Communications platform also posts 50% revenue increase from the first quarter of 2020

Slack screen

Slack has agreed on a multi-year partnership with AWS that will see its voice and video calling features integrated with Amazon Chime.

The partnership announcement comes a day after Slack reported its revenues increased 50% to $201.7 million in its first-quarter earnings. This also included a 28% rise in paid customers.

Its latest paid customer is tech giant Amazon, which has agreed to adopt Slack within its workforce as part of the deal. In the other direction, Slack will use a range of AWS services, including storage, compute, database, security, analytics, and machine learning, to develop new collaboration features.

The agreement will see 'Slack Calls', it's service for all voice and video calling, integrated into Amazon's video conferencing platform Chime, a service that has similar call functions to Microsoft Teams.

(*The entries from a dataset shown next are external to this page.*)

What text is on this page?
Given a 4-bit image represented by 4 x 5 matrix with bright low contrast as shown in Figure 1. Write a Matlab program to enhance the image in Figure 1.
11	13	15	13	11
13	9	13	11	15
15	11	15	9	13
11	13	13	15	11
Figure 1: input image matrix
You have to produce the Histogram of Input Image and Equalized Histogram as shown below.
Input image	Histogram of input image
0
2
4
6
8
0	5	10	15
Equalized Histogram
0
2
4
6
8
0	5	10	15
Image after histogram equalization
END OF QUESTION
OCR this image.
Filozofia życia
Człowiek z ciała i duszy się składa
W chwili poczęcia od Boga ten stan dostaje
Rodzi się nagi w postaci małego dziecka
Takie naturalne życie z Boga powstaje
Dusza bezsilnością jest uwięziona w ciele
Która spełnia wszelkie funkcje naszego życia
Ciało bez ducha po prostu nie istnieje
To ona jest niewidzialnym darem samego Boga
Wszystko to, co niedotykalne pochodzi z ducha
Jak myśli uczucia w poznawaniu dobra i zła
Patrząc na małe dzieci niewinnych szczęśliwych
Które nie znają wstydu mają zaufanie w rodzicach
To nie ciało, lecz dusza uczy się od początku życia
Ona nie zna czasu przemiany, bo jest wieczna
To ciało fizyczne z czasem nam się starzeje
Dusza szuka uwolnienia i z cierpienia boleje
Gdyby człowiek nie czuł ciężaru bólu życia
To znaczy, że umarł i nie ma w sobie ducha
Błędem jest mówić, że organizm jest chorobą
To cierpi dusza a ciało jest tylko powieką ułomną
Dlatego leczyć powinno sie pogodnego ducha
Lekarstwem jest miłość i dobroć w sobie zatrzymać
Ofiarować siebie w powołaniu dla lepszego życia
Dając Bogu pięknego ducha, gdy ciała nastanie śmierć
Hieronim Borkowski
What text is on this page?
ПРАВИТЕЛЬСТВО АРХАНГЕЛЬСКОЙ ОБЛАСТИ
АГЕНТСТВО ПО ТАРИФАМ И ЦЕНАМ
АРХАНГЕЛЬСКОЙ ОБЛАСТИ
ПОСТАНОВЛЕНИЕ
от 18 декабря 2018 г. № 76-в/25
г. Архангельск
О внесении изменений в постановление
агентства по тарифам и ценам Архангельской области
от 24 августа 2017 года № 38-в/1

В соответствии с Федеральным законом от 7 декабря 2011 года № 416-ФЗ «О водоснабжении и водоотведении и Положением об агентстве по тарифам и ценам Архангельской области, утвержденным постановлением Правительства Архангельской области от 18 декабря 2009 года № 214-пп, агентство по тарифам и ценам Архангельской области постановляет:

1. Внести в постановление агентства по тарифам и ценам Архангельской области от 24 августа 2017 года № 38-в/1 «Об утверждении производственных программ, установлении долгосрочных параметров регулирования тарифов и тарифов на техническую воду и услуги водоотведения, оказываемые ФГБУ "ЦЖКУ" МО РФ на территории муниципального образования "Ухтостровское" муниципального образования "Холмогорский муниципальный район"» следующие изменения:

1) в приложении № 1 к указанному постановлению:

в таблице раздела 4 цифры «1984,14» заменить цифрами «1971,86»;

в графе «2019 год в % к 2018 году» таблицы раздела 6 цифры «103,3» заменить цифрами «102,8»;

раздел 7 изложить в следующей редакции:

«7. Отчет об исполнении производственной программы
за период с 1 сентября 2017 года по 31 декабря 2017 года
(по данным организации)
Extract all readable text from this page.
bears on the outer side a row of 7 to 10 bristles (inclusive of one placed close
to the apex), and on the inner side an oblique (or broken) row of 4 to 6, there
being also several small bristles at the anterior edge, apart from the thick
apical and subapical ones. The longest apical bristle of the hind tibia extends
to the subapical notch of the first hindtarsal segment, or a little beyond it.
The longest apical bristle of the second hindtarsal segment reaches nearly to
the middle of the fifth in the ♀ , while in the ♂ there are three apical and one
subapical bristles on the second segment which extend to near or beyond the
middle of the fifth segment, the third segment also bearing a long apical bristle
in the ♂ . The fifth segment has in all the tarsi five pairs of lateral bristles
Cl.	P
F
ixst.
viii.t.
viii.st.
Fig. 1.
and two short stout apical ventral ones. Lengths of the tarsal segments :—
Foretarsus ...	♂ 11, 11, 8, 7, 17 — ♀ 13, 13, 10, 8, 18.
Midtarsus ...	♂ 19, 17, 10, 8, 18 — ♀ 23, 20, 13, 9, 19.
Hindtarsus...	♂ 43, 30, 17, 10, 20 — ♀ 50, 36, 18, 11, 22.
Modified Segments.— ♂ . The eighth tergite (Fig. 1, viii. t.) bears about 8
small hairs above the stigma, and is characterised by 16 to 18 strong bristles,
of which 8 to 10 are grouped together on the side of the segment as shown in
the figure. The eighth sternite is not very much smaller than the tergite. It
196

"The future of enterprise software will be driven by the combination of cloud services and workstream collaboration tools," said Stewart Butterfield, CEO and co-founder of Slack.

"By integrating AWS services with Slack's channel-based messaging platform, we're helping teams easily and seamlessly manage their cloud infrastructure projects and launch cloud-based services without ever leaving Slack."

Slack will also use AWS's global infrastructure to support enterprise customers adopting its platform, making use of the recently announced data residency. Revealed in May, the updated zones allow Slack customers to select from a greater number of regions in Europe to help them store their data locally and fulfil compliance requirements. The deal will allow Slack to build on this offering by taking advantage of AWS infrastructure.

While Slack's first-quarter results beat expectations, the 50% jump was in fact lower than many investors had anticipated, according to TechCrunch. Immediately after its earnings report, an investor sell-off resulted in a 4.4% drop in shares.

The firm reported rapid growth following the outbreak of the coronavirus in March. The mass adoption of cloud-based services led some investors to expect a little more than 50%.